Friday, March 14

The family of a man who died from an overdose in a Sacramento County jail after being left unattended for hours have agreed to a $3.5 million settlement.

That man, David Kent Barefield Sr., 55, was dragged across a garage into the jail last May, not given a medical exam despite being visibly ill, handcuffed in a cart while awaiting booking and only offered medical aid in his final minutes, jail footage shows.

Mr. Barefield’s relatives described the neglect in a civil case filed last December against the county’s Sheriff’s Office, its health department and the City of Sacramento police. The settlement was confirmed by the family’s lawyer and by a county spokeswoman; a copy of the document shows it was signed on March 5. The case with the city is still pending.

The Sheriff’s Office investigated Mr. Barefield’s death and found that none of its employees violated any law or policy, according to a redacted report that was released to The New York Times and The Desert Sun on Thursday.

The details of Mr. Barefield’s last hours are captured in surveillance and body camera video obtained by The Times and The Sun through a records request. The organizations previously reported some of that information, citing accounts from lawyers and medical experts who investigated the death and six others in the county’s jails last year as part of a federal court monitoring program. The court had appointed those monitors in a class-action lawsuit related to broader complaints about medical care in the facilities.

Mr. Barefield, who was homeless, had been arrested on theft and trespassing charges early in the morning of May 12, 2024. The newly released footage from five cameras shows him in various stages of acute medical distress. He was never taken to a hospital during the more than three hours he spent at the main jail in Sacramento.

The Sheriff’s Office reported to the California Department of Justice that Mr. Barefield died of natural causes. But a county coroner determined that he died by overdosing on fentanyl and methamphetamine.

A spokeswoman for the county health department, which employs the medical staff at the jail, said it had reviewed the footage of Mr. Barefield’s death and found errors regarding his booking. She said the department now held emergency response drills, did randomized audits of its staff and had overhauled the medical clearance process.

The Sheriff’s Office said it had also made changes to the booking process, though both it and the city police declined to comment about details of the death captured on the video. The family also declined to comment for this article.

Incapable of standing, Mr. Barefield was pulled by a police officer about 100 feet across the concrete floor of the jail’s garage, then struggled to stay upright on a bench, the footage shows. Sacramento Police Department policy requires officers to take arrestees to a hospital if they are in need of treatment.

The arresting officer helped him drink some water but mostly left him alone while he worked on a nearby computer. He eventually placed him in a restraint cart and exited the jail about 30 minutes later.
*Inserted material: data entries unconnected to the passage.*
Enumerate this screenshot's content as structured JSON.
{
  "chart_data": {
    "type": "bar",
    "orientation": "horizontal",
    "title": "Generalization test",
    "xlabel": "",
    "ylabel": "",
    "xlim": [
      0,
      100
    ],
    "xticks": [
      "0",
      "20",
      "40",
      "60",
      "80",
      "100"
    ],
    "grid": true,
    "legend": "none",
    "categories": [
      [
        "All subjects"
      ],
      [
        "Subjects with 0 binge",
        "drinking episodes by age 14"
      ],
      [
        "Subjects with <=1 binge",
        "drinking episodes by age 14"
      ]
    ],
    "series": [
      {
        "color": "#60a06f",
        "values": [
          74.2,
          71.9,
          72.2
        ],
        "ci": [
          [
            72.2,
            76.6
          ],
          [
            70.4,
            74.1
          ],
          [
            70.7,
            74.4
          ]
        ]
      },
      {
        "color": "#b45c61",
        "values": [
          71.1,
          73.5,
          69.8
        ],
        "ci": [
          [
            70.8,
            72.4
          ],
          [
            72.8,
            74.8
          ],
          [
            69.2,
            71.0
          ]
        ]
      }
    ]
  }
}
Mr. Barefield remained in the cart, moving erratically with hands bound behind his back, for more than an hour in a far corner of the jail’s booking area. Deputies, officers and medical staff can be seen sitting at desks about 30 feet away, checking on other detainees or passing him by.

A registered nurse approached Mr. Barefield about an hour after he arrived. He leaned down with a clipboard to speak with him, but there is no audio capturing the exchange.

The nurse did not examine him or touch him, and walked away after a few minutes, the video shows. Court-appointed medical experts said the nurse falsified a document claiming he had completed a medical exam and cleared him for booking, according to their report. That nurse would eventually resign, the county health department said, though it did not say why.

About 30 minutes later, three deputies debated how to book the immobile man. One accused him of “playing games.”

They carried him to the booking camera and propped him on his knees against a wall, his bottom half partially nude. Each deputy held his head up by his hair with a gloved hand as the photo was taken. Music blared in the background.

A deputy can be heard a short while later asking questions about the purported medical exam.

“His vitals were fine,” a nurse can be heard saying. “He’s just old and homeless.”

The deputies wrenched his hand up to a machine to take his fingerprints, which they had to repeat several times. One deputy, holding Mr. Barefield’s head by the hair, asked, “Is he breathing?”

Another deputy shined a light into the man’s eyes. They dragged him to an open area and sensed a faint pulse. Nearly two hours after Mr. Barefield was brought to the jail and 15 minutes after they started to carry him through the booking process, they questioned if he might survive.

“I feel like it’s about to happen,” a deputy added soon before they began CPR. “We have a really weak pulse right now.”

As his vitals continued to fade, nurses came to aid them. Firefighters joined the effort, but Mr. Barefield was pronounced dead on the jail floor about 30 minutes later.

Mark Merin, the family’s lawyer, said the footage revealed a widespread culture of neglect at the jail.

“This shows a host of people who are supposedly experts humiliating and making fun of somebody who is in dire need of help,” Mr. Merin said.